A London-based Japanese actor has produced and premiered a short film about the 1944 Battle of Imphal between the Imperial Japanese Army and the Allied forces to deliver a message — the world should never wage war again.

The film “Imphal 1944″ by Junichi Kajioka depicts a Japanese veteran who devoted half his life to reconciliation between Japan and Britain after fighting in the battle, and a former British soldier who befriended the Japanese. The film is based on the life of former Japanese soldier, Masao Hirakubo (1919-2008), who was an awarded the Order of the British Empire.

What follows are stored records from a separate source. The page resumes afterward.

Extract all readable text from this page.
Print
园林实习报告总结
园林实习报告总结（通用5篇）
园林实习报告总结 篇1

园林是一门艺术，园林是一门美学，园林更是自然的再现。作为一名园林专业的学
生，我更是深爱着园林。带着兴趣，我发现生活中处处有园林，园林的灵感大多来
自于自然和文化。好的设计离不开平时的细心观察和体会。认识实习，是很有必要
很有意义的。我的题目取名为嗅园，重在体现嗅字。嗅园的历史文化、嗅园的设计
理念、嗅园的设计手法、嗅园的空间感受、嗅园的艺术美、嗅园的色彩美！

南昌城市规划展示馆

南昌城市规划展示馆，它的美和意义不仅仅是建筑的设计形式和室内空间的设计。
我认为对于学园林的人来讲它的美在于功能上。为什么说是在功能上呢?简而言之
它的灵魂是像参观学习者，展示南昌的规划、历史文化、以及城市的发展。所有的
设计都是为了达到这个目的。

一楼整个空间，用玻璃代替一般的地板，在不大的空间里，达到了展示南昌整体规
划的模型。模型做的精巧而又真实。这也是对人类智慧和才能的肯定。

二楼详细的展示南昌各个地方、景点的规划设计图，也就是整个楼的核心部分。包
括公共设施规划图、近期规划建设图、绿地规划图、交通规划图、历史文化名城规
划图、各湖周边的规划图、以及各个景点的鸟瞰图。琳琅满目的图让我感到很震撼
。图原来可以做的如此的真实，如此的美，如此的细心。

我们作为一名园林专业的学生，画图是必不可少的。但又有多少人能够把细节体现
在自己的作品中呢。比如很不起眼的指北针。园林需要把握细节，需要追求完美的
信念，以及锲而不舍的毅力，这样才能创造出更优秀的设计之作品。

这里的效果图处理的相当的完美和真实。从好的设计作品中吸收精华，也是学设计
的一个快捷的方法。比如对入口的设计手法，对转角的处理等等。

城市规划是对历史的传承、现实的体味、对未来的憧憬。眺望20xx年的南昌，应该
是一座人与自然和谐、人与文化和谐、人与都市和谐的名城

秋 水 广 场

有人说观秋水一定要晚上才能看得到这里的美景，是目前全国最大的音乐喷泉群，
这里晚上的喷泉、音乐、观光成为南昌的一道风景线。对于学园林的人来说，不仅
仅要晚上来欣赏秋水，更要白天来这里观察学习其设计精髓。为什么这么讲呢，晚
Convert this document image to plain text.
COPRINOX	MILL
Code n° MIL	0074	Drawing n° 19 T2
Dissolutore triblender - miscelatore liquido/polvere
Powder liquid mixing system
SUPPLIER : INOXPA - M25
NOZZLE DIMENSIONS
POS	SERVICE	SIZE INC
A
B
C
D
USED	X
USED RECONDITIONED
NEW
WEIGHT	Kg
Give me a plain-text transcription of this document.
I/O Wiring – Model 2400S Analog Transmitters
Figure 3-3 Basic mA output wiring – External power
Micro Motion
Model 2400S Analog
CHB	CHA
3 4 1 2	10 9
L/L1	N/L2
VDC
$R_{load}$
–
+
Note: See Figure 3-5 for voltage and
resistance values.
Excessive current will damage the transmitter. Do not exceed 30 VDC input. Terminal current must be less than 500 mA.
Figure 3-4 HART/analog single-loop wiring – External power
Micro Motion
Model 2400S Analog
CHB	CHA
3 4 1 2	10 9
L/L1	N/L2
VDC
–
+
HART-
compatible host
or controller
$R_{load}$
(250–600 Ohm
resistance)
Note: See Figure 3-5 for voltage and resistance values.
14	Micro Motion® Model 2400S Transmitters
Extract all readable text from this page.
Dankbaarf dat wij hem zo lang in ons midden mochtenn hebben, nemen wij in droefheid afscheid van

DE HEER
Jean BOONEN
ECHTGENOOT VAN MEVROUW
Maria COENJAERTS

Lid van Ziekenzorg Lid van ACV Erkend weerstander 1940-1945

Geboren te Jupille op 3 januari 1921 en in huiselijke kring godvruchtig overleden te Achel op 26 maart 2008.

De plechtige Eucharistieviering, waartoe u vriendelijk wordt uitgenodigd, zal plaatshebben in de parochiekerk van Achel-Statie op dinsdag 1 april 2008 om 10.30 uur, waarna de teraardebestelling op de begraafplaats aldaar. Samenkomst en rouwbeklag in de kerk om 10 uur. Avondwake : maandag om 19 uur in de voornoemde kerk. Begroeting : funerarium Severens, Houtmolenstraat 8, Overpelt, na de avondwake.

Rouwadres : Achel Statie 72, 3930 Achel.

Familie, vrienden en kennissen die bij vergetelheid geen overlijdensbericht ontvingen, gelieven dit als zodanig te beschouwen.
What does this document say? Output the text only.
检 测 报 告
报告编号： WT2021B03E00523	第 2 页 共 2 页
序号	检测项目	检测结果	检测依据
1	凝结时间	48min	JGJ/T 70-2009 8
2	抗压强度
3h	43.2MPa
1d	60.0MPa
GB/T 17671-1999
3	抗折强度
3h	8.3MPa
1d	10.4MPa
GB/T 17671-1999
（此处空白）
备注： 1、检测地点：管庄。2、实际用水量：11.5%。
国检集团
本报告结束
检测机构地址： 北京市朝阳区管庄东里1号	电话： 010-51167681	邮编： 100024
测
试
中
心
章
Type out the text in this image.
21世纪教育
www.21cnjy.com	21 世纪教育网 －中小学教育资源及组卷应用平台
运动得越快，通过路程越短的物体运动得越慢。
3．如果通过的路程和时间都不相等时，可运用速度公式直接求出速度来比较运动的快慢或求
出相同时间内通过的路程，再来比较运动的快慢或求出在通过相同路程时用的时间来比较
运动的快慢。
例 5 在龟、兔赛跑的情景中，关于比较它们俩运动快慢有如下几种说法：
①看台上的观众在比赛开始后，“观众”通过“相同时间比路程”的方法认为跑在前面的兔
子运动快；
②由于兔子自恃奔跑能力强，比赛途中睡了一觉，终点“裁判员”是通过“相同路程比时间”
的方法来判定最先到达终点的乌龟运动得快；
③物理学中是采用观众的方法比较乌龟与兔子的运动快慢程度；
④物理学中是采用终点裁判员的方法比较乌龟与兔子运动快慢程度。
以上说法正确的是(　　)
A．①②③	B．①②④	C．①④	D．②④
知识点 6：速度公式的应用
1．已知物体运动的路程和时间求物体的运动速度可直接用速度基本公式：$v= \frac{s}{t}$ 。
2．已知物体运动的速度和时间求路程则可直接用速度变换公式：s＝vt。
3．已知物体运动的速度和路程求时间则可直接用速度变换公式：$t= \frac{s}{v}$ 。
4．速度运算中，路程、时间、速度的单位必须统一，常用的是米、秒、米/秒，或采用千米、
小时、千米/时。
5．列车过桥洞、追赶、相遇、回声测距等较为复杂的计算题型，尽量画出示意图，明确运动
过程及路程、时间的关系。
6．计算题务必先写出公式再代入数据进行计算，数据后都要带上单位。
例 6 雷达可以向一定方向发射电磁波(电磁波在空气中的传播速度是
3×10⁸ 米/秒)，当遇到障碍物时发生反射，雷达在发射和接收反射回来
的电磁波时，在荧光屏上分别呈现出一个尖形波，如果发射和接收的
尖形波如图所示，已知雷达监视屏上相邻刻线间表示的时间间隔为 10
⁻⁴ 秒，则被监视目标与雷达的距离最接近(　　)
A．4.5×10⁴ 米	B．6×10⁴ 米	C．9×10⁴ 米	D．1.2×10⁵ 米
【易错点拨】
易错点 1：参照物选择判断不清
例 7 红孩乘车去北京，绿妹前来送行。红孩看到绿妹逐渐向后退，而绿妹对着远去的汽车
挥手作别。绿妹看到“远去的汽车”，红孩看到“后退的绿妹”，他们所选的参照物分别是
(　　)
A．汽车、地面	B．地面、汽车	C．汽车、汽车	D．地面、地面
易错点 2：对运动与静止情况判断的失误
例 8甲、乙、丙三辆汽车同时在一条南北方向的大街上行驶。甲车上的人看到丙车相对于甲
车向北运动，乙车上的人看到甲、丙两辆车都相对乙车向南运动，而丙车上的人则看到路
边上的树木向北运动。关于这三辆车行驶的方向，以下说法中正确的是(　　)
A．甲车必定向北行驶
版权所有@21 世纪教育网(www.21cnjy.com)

At an event to commemorate the 70th anniversary of the battle this year, the 30-minute film in which 44-year-old Kajioka plays the role of Hirakubo, was screened at a theater in Imphal, northeastern India, in late June, and received a standing ovation from hundreds in the audience.

“This film had to be made in this milestone year,” Kajioka said during an interview in the capital of the state of Manipur. “We don’t know how many people who experienced World War II can survive the next decade.”

Kajioka said he was first offered a role by an Indian director to act in a film about the battle. But when the project showed little signs of development, he decided to raise funds and produce a film on his own.

A native of Kobe, Hyogo Prefecture, Kajioka has lived in London since 2001, after struggling as an actor in Japan and moving in 1995 to China where he played many roles in films and TV dramas.

The Battle of Imphal is often regarded as one of the bloodiest battles for the now-defunct Imperial Japanese Army during WW II.

In the battle that lasted from March through July 1944, Japanese troops crossed steep mountains from Burma (now Myanmar) and attempted to occupy Imphal where the British Army was stationed.

But the Japanese suffered a disastrous defeat after failing to ensure sufficient food for its soldiers, with a combined estimated 38,000 soldiers succumbing to death as a result of starvation and disease as well as the fighting.

“In Imphal, the remains of many dead soldiers are still yet to be unearthed,” Kajioka said. “We should never ever start a war again and should never forget past wars either.”

Kajioka said he hopes to create another film set in the city.